Nicotine patches claim they help smokers overcome any withdrawal effects from stopping smoking by releasing nicotine into the body i.e. replacing one form of nicotine with another. However, even with patches or gum you will still need to use willpower because nicotine replacement therapy will not completely remove the desire to smoke.
Those promoting nicotine replacement therapy claim a success rate of twice that of willpower. Considering willpower has a success arte of about 5 – 7 % that means nicotine replacement therapy has a success of 10% - 14%.
Reported side effects: skin rash (patches), insomnia, nausea, mouth ulcers (gum) and indigestion (gum).
Nicobrevin
Nicobrevin is marketed as a nicotine-free supplement to alleviate the withdrawal symptoms from giving up smoking. It claims to calm your nerves, and block the craving for cigarettes.
Zyban
Zyban (bupropion hydrochloride) is an anti-depression drug used to help smokers quit smoking.
Reported side effects include insomnia, headaches, seizures and death!
Champix (Varencline)
Champix (Varencline) is a course of tablets. The claim is that they reduce the need to smoke caused when the blood level of nicotine falls in a smoker who has quit, and also makes cigarettes less satisfying.

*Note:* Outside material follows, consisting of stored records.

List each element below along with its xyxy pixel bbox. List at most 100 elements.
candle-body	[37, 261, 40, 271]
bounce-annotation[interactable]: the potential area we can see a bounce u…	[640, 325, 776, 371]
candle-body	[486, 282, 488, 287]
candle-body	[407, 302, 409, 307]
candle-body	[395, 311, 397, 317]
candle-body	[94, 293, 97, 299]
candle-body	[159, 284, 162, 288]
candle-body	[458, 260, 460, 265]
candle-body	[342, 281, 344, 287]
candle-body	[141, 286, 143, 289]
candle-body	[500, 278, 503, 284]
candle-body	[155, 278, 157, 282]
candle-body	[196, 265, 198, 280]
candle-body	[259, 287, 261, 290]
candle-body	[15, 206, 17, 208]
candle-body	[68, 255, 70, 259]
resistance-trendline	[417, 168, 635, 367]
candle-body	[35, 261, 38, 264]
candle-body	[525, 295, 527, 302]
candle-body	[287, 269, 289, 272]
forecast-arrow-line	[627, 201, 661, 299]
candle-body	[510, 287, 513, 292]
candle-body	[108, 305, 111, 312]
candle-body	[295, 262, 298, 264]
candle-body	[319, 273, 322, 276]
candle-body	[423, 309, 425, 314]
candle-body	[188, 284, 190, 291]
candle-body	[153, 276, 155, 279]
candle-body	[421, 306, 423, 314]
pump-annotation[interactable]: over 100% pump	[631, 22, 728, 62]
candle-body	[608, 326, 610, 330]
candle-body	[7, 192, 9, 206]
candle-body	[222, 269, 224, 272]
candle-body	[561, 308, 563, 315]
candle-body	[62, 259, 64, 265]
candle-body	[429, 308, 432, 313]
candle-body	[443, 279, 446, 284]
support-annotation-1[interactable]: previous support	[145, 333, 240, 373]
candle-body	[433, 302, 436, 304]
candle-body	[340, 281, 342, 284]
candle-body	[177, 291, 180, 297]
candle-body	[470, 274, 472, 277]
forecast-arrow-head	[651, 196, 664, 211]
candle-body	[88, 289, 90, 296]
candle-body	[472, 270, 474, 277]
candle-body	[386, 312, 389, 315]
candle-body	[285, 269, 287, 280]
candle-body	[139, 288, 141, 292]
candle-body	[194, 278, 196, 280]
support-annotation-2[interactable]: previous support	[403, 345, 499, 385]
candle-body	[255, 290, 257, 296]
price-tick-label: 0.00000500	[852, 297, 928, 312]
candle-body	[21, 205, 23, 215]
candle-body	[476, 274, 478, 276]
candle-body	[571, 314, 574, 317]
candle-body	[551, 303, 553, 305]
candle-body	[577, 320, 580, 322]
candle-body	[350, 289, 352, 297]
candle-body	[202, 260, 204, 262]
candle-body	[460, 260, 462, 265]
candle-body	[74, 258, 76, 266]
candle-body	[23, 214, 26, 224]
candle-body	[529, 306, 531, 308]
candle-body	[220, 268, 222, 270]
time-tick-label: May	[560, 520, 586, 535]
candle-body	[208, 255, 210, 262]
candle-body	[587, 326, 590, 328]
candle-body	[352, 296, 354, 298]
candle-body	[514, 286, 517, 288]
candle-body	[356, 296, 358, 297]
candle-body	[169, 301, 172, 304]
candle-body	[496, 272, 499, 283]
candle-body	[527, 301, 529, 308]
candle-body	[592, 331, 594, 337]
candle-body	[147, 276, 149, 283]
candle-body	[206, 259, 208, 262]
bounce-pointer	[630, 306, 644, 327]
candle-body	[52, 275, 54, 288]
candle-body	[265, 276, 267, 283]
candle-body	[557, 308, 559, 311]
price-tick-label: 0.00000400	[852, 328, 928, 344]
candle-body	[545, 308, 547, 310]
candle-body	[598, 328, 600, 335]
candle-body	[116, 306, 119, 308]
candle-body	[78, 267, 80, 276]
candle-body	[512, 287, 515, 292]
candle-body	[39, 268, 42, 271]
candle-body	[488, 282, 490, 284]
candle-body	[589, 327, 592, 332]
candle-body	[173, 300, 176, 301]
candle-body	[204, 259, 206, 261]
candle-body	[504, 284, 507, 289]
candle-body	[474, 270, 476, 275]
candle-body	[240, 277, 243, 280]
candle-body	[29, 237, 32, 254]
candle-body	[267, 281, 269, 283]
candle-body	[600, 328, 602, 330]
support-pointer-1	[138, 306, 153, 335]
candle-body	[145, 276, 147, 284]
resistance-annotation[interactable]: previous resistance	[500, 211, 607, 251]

Reported side effects: Some users have reported feeling depressed or suicidal!
Allen Carr Method
The book “Easy Way to Stop Smoking” by Allen Carr has probably helped many thousands of people stop smoking. Allen Carr used to be a heavy smoker. However after seeing a hypnotherapist he stopped smoking. Allen Carr felt that it wasn’t so much the work of the hypnotherapist but the understanding that he gained about the damage he was doing to his body by smoking. He went on to write his best selling book and set up a clinic in London where he helped groups of smokers quit smoking. However the procedure he used meant that the smokers could continue smoking while he counselled them. Allen Carr died in November 2006 from lung cancer.